Les mois d'hiver au fond du Périgord noir devaient durer des siècles. Des siècles de grelottements, de ventres noués par la famine, de sabots dans la neige, de guenilles, de crainte du loup dans la forêt, de nuits d'effroi à l'évocation du diable et des sorcelleries,  et de révoltes larvées, de poings fermés dans les poches trouées de leurs paletots...Des  siècles de tâches répétitives, de souffrance au labeur, d'horizons bouchés . Des siècles de  résignation itérative. Quand on est condamné à crever au travail, une vie entière, il est sûr que le temps stagne dans ces conditions.Il se fige dans l'horreur d'un présent toujours renouvelé, sans rien à espérer que la mort.
De nos jours, une population croissante, hélas, connaît encore cet étirement du temps dû aux mauvaises conditions de vie. La vie d'un sdf sous sa tente , sur les quais de Seine, face à Bercy, doit lui sembler beaucoup plus longue que celle des riverains leur lançant des regards dégoûtés en conduisant leurs enfants à l'école dans leur 4X4 rutilants. Pour lui, pas d'agenda surbooké, pas de réception à organiser, de places de spectacles à acheter sur internet, pas de problèmes d'intendance, de ménage, d'ordinateur en panne, de vacances à planifier, de voiture à faire réviser, de réunions de travail, de rendez-vous chez le pédiatre. Pas de shopping, pas de boîte de nuit. Pas de parking, ni de jogging, ni de footing, ni de leasing. Pas même le souci de conserver une retraite ou des acquis qui ne sont pas pour eux. Une vie hors de la vie, rien que la morne plaine de jours tous pareils sans lendemains qui chantent, à se les geler sous sa tente ou dans son carton et à chercher dans les poubelles sa dignité perdue.

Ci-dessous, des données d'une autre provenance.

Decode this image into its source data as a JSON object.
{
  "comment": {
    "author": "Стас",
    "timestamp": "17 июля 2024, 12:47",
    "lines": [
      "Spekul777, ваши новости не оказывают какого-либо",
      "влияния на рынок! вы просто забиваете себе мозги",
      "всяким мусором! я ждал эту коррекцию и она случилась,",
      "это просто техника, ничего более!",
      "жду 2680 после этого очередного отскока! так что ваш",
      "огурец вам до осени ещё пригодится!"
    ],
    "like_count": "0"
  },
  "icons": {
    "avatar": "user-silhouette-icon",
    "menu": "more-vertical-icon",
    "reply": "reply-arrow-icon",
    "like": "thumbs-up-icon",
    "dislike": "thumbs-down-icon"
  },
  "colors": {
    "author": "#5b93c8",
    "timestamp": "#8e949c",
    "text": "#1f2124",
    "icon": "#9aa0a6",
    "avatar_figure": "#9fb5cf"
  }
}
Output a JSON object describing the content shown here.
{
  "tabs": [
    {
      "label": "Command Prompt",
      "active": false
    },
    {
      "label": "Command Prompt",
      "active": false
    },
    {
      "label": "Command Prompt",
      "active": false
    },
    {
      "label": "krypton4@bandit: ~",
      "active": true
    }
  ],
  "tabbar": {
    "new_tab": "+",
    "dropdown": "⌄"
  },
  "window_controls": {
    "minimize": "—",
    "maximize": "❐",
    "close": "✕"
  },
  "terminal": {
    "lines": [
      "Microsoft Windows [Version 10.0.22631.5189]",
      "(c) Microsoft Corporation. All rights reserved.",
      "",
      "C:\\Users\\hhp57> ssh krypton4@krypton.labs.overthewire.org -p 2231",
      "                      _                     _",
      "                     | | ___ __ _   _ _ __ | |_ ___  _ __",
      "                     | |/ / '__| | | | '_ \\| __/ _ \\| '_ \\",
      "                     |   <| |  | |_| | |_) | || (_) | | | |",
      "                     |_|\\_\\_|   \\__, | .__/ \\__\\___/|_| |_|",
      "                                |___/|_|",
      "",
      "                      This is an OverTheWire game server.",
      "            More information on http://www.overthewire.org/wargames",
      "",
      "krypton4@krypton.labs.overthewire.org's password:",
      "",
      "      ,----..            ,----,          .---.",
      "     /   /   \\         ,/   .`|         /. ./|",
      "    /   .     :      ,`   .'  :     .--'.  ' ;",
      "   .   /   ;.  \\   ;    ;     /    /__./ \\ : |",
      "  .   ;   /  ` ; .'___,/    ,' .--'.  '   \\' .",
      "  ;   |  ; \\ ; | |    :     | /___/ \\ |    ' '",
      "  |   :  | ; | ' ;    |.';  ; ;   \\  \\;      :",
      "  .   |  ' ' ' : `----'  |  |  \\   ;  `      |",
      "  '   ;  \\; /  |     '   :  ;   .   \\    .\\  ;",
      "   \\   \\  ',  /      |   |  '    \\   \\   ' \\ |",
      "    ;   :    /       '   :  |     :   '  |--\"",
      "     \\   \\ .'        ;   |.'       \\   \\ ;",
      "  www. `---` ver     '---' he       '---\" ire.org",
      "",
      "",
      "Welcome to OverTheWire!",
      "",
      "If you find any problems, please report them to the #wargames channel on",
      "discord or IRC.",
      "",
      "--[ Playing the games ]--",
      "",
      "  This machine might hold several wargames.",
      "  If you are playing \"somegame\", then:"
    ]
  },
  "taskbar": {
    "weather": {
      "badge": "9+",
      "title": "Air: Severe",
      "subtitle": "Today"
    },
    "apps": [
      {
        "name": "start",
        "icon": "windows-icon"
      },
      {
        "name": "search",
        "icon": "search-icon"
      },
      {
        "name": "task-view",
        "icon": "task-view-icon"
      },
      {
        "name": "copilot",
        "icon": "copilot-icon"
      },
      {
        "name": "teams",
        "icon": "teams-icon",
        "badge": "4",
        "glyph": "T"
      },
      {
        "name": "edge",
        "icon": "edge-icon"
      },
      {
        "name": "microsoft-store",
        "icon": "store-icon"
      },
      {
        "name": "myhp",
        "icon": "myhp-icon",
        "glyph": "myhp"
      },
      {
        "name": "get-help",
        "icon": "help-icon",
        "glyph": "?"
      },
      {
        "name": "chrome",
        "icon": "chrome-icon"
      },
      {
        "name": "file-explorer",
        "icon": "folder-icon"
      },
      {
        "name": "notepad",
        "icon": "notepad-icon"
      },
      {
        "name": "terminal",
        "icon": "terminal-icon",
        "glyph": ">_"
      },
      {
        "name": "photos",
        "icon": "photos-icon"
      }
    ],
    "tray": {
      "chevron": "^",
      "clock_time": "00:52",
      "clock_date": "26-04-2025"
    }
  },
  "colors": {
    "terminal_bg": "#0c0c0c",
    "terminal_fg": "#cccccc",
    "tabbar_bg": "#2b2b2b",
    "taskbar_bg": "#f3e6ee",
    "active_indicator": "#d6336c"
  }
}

Le temps qui passe a un prix. Ce qui fait son prix, ce n'est pas sa longueur, c'est la façon dont on remplit ses heures. Plus on les occupe agréablement, plus elles nous filent entre les doigts. C'est la rançon à payer pour avoir chaud , manger à notre faim, et vivre des expériences variées et intenses. J'essaie d'y penser chaque fois que j'ai envie de me plaindre que le temps passe trop vite.Tant que l'on a cette impression, c'est que la vie est belle. Et quand je veux arrêter le temps, je m'adosse à un chêne liège et je descends quelques arpèges. En goûtant le délicieux luxe de ne rien faire en méditant, et de laisser s'étirer le temps.